As coisas parecem pacíficas, sim, mas sente-se uma estranha tensão, uma quase nuvem de bolha flutuante que poderá rebentar a um qualquer momento, aquela paz que antecede os grandes temporais. Existe efectivamente um “ vapor” escuro no ar dos céus europeus, para não falar na imensa truculência dos povos a norte, cujo louro define quantas vezes o que tão “civilizadas” estruturas são capazes nos momentos especiais de fazer e pôr em prática.
Dois mil e dezasseis vai ser o ano da reedição da tão esperada (imaginem) «Mein Kampf», o grande tratado criminal da era moderna e a negação da nossa identidade humana universal.
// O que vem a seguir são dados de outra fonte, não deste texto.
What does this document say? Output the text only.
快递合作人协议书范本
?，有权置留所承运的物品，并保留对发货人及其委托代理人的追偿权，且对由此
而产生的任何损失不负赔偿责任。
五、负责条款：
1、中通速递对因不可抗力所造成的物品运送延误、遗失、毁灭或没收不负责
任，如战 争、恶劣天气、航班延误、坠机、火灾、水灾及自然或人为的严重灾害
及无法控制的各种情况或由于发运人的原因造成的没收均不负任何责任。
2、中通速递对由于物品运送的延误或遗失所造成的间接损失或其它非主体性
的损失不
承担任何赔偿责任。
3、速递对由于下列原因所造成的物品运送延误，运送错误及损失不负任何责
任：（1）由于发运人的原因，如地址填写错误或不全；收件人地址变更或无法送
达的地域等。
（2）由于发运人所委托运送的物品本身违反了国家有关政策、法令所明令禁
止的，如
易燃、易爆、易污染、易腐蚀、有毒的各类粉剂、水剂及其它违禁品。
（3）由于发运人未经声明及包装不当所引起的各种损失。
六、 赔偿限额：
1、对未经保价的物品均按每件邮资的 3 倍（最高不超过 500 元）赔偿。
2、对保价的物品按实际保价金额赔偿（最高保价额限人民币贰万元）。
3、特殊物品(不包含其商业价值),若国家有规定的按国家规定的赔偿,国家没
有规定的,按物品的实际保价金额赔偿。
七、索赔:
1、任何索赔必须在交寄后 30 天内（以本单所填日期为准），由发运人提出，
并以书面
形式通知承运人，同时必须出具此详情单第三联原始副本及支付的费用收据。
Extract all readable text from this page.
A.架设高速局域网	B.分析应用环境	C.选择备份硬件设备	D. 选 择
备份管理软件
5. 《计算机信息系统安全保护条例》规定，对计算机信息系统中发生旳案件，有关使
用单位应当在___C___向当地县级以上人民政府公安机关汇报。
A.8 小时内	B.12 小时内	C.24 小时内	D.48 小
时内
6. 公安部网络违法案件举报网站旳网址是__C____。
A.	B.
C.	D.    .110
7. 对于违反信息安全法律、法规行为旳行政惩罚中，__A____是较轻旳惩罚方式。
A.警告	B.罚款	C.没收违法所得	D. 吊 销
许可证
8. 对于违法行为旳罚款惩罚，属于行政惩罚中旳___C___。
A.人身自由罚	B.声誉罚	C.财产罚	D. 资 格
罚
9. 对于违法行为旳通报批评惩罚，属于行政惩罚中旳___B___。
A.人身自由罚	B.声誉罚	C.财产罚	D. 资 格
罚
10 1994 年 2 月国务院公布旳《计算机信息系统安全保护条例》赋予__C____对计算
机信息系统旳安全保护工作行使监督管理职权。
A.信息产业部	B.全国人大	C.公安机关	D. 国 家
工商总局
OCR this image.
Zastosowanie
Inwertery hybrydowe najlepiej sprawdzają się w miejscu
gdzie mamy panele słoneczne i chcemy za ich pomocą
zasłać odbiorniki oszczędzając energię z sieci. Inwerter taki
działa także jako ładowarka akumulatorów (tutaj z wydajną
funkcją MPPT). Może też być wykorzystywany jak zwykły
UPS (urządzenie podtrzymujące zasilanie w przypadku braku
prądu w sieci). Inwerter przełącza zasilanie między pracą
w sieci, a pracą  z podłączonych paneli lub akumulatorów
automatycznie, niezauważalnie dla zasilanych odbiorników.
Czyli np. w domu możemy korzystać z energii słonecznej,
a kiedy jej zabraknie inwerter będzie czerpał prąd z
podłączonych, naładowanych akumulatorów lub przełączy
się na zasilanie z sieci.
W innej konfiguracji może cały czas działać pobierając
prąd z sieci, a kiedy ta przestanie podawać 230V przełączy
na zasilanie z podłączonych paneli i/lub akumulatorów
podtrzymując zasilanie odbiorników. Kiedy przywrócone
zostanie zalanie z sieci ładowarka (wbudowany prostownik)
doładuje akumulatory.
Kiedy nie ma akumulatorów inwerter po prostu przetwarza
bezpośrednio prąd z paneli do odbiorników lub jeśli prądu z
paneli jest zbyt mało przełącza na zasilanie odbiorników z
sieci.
Esta reedição não será de todo inocente, mesmo com o trabalho explicativo das notas introdutórias, nem ausente de sentido. Num instante destes era tudo o que não precisaríamos, mas a Europa ama os seus Infernos: o editor não tem dúvidas, o texto deve ser publicado – eu sou favorável à publicação de «Mein Kampf» pois é um documento histórico que influenciou milhões de pessoas.
Claro, nós nem devemos fazer juízos de valor, História é isso mesmo, e as pessoas como bem sabemos são seres influenciáveis, o que o rebanho pensa não é História, mas sim aquilo que melhor se adapta às circunstâncias de alguns. No entanto, essa pobre gente pensa que pensa, mas efectivamente há quem a pense melhor: e diz mais: « é preciso deixar algum tempo para esta iniciativa se organizar pois que não se trata de uma iniciativa de mercenários, mas de uma decisão colectiva de historiadores».
Nós, leitores, somos como bem se sabe personagens incautas, lemos o que os grandes grupos de “historiadores” acham, porque eles pensam em tudo, as notas vão ser talvez de uma incisiva e subliminar tendência a um nazismo mais limpo, menos húmido, mais seco, rápido e que se não consubstancie nas nossas células nervosas, pois há que secar os pântanos e preparar para o electrochoque de néon que as mentes não mercenárias assim desejam. Talvez que Hitler até seja demasiado grotesco face ao “inteligente” esquema historicista em curso e não passe de um palhaço amestrado e ainda cheio de vastos oceanos de emoções.
Nós vivemos nesta Europa e não na outra, aquela que nos dizem outras histórias de encantar, vivemos qualquer coisa entre o impensável fortemente provável, num espaço de tempo tão veloz que melhor será não focarmos demais as atenções: entre o mito da felicidade e as fotos bem-sucedidas, o glamour, e toda essa trapalhada e a vida dos cidadãos, há diferenças maiores que entre a água de Marte e a água da Terra, mas o Sol de facto tapa tudo.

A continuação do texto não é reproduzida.